Sunday, August 06, 2006

The Godly Woman in Your Life

The Godly Woman in Your Life

In Titus 2:3-5 Paul clearly points out the responsibility of the older women to "admonish the young woman to love their husbands, to love their children.....be discreet, chaste, homemakers, good, obedient to their own husbands, that the word of God may not be blasphemed." The role of older Christian women is to teach younger women the ways of the Lord. These women show proof of their salvation by the way they live their lives, not sinless, but filled with desire for the Lord and His glorification. They are more often married and are mothers (although, "older" may mean mature in faith, so a younger women could be a mentor), who have struggled in their walk, but are full of faith. Every Christian woman, no matter what age, needs a godly woman in her life to keep her accountable, reproof her when necessary, and pray for her.

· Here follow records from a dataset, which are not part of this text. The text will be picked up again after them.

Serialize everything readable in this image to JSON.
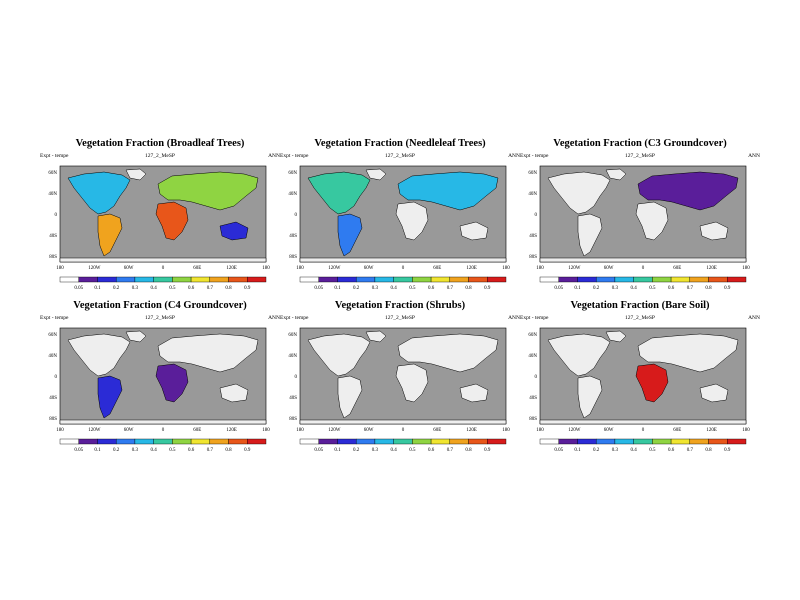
{
  "chart_data": [
    {
      "type": "heatmap",
      "title": "Vegetation Fraction (Broadleaf Trees)",
      "info_left": "Expt - tempe",
      "info_center": "127_2_MeSP",
      "info_right": "ANN",
      "lat_labels": [
        "60N",
        "40N",
        "0",
        "40S",
        "80S"
      ],
      "lon_labels": [
        "180",
        "120W",
        "60W",
        "0",
        "60E",
        "120E",
        "180"
      ],
      "colorbar_labels": [
        "0.05",
        "0.1",
        "0.2",
        "0.3",
        "0.4",
        "0.5",
        "0.6",
        "0.7",
        "0.8",
        "0.9"
      ]
    },
    {
      "type": "heatmap",
      "title": "Vegetation Fraction (Needleleaf Trees)",
      "info_left": "Expt - tempe",
      "info_center": "127_2_MeSP",
      "info_right": "ANN",
      "lat_labels": [
        "60N",
        "40N",
        "0",
        "40S",
        "80S"
      ],
      "lon_labels": [
        "180",
        "120W",
        "60W",
        "0",
        "60E",
        "120E",
        "180"
      ],
      "colorbar_labels": [
        "0.05",
        "0.1",
        "0.2",
        "0.3",
        "0.4",
        "0.5",
        "0.6",
        "0.7",
        "0.8",
        "0.9"
      ]
    },
    {
      "type": "heatmap",
      "title": "Vegetation Fraction (C3 Groundcover)",
      "info_left": "Expt - tempe",
      "info_center": "127_2_MeSP",
      "info_right": "ANN",
      "lat_labels": [
        "60N",
        "40N",
        "0",
        "40S",
        "80S"
      ],
      "lon_labels": [
        "180",
        "120W",
        "60W",
        "0",
        "60E",
        "120E",
        "180"
      ],
      "colorbar_labels": [
        "0.05",
        "0.1",
        "0.2",
        "0.3",
        "0.4",
        "0.5",
        "0.6",
        "0.7",
        "0.8",
        "0.9"
      ]
    },
    {
      "type": "heatmap",
      "title": "Vegetation Fraction (C4 Groundcover)",
      "info_left": "Expt - tempe",
      "info_center": "127_2_MeSP",
      "info_right": "ANN",
      "lat_labels": [
        "60N",
        "40N",
        "0",
        "40S",
        "80S"
      ],
      "lon_labels": [
        "180",
        "120W",
        "60W",
        "0",
        "60E",
        "120E",
        "180"
      ],
      "colorbar_labels": [
        "0.05",
        "0.1",
        "0.2",
        "0.3",
        "0.4",
        "0.5",
        "0.6",
        "0.7",
        "0.8",
        "0.9"
      ]
    },
    {
      "type": "heatmap",
      "title": "Vegetation Fraction (Shrubs)",
      "info_left": "Expt - tempe",
      "info_center": "127_2_MeSP",
      "info_right": "ANN",
      "lat_labels": [
        "60N",
        "40N",
        "0",
        "40S",
        "80S"
      ],
      "lon_labels": [
        "180",
        "120W",
        "60W",
        "0",
        "60E",
        "120E",
        "180"
      ],
      "colorbar_labels": [
        "0.05",
        "0.1",
        "0.2",
        "0.3",
        "0.4",
        "0.5",
        "0.6",
        "0.7",
        "0.8",
        "0.9"
      ]
    },
    {
      "type": "heatmap",
      "title": "Vegetation Fraction (Bare Soil)",
      "info_left": "Expt - tempe",
      "info_center": "127_2_MeSP",
      "info_right": "ANN",
      "lat_labels": [
        "60N",
        "40N",
        "0",
        "40S",
        "80S"
      ],
      "lon_labels": [
        "180",
        "120W",
        "60W",
        "0",
        "60E",
        "120E",
        "180"
      ],
      "colorbar_labels": [
        "0.05",
        "0.1",
        "0.2",
        "0.3",
        "0.4",
        "0.5",
        "0.6",
        "0.7",
        "0.8",
        "0.9"
      ]
    }
  ],
  "colors": {
    "ocean": "#999999",
    "land_empty": "#eeeeee",
    "colorbar": [
      "#ffffff",
      "#5a1e9a",
      "#2b2bd6",
      "#2f7bf0",
      "#27b8e6",
      "#37c8a0",
      "#8fd442",
      "#f0e530",
      "#f0a31e",
      "#e8561a",
      "#d71b1b"
    ]
  }
}
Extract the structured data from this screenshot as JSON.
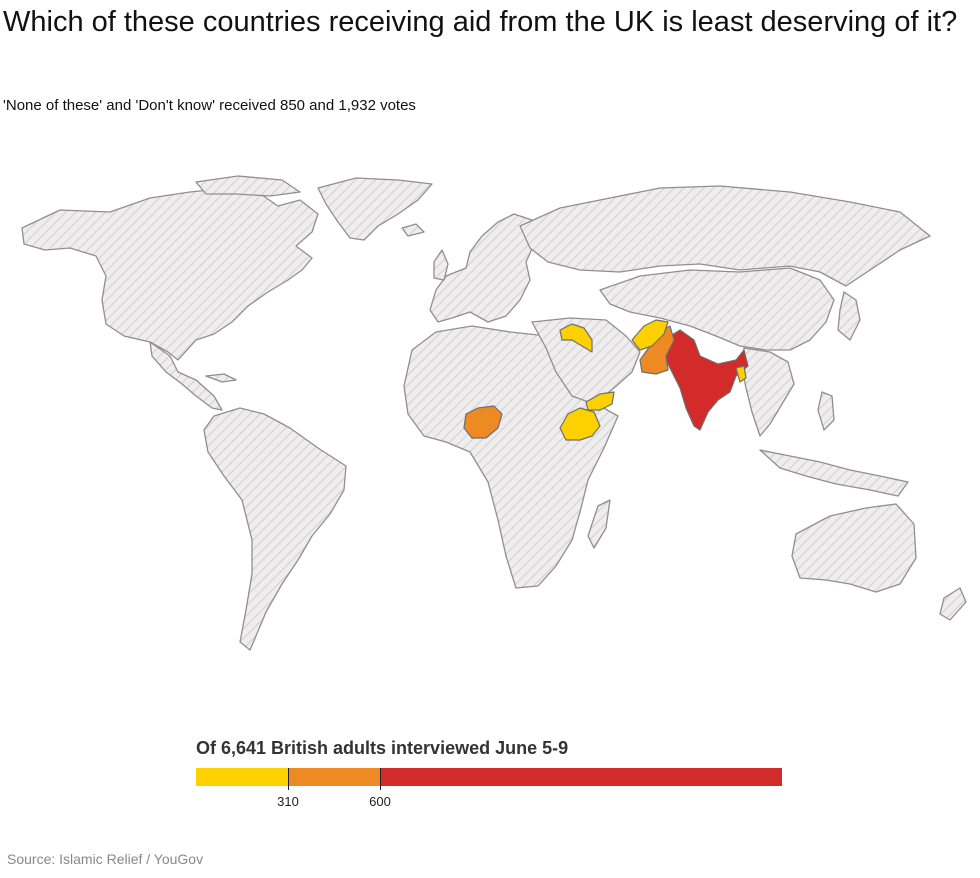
{
  "title": "Which of these countries receiving aid from the UK is least deserving of it?",
  "subtitle": "'None of these' and 'Don't know' received 850 and 1,932 votes",
  "legend": {
    "title": "Of 6,641 British adults interviewed June 5-9",
    "bins": [
      {
        "from": 0,
        "to": 310,
        "color": "#fdd100"
      },
      {
        "from": 310,
        "to": 600,
        "color": "#ee8a23"
      },
      {
        "from": 600,
        "to": 1900,
        "color": "#d32a2a"
      }
    ],
    "ticks": [
      "310",
      "600"
    ]
  },
  "map_data": {
    "no_data_fill": "hatched light grey",
    "highlighted_countries": [
      {
        "country": "India",
        "bin": "600+",
        "color": "#d32a2a"
      },
      {
        "country": "Pakistan",
        "bin": "310-600",
        "color": "#ee8a23"
      },
      {
        "country": "Nigeria",
        "bin": "310-600",
        "color": "#ee8a23"
      },
      {
        "country": "Afghanistan",
        "bin": "0-310",
        "color": "#fdd100"
      },
      {
        "country": "Syria",
        "bin": "0-310",
        "color": "#fdd100"
      },
      {
        "country": "Yemen",
        "bin": "0-310",
        "color": "#fdd100"
      },
      {
        "country": "Ethiopia",
        "bin": "0-310",
        "color": "#fdd100"
      },
      {
        "country": "Bangladesh",
        "bin": "0-310",
        "color": "#fdd100"
      }
    ]
  },
  "source": "Source: Islamic Relief / YouGov"
}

I am so fortunate to have a godly woman in my life who I meet with weekly. This woman is not perfect, in fact, she reveals her sin to me more often than I do her. She is open and sincere. She prays for me on regular basis (I can tell). She is a godly wife to her husband and wonderful mother to her son. She is modestly clothed and is very feminine. Most importantly, she loves the Lord. Sometimes when I get caught up in the World the rest of the week, I can meet with her and snap back into the Eternal.

I'd like to know......who is the godly woman in your life? What is she like? What attributes do you feel a godly woman would possess?

First Post!

First Post!!

I was going to start my very first post called "About Me," but I'll just get to the point. I'm a sinner, saved by grace of God. I desire to please the Lord, everyday, by being a woman of His Word, only one problem.....the World. How do I keep it my heart's desire to please the Lord, while living in this world? By looking less like the world, and more like Christ. That's why I'm starting this blog, to share my experiences in growing, to hear from other women with the same desire to please the Lord, and to grow into a more godly woman, who fears the Lord and glorifies His name.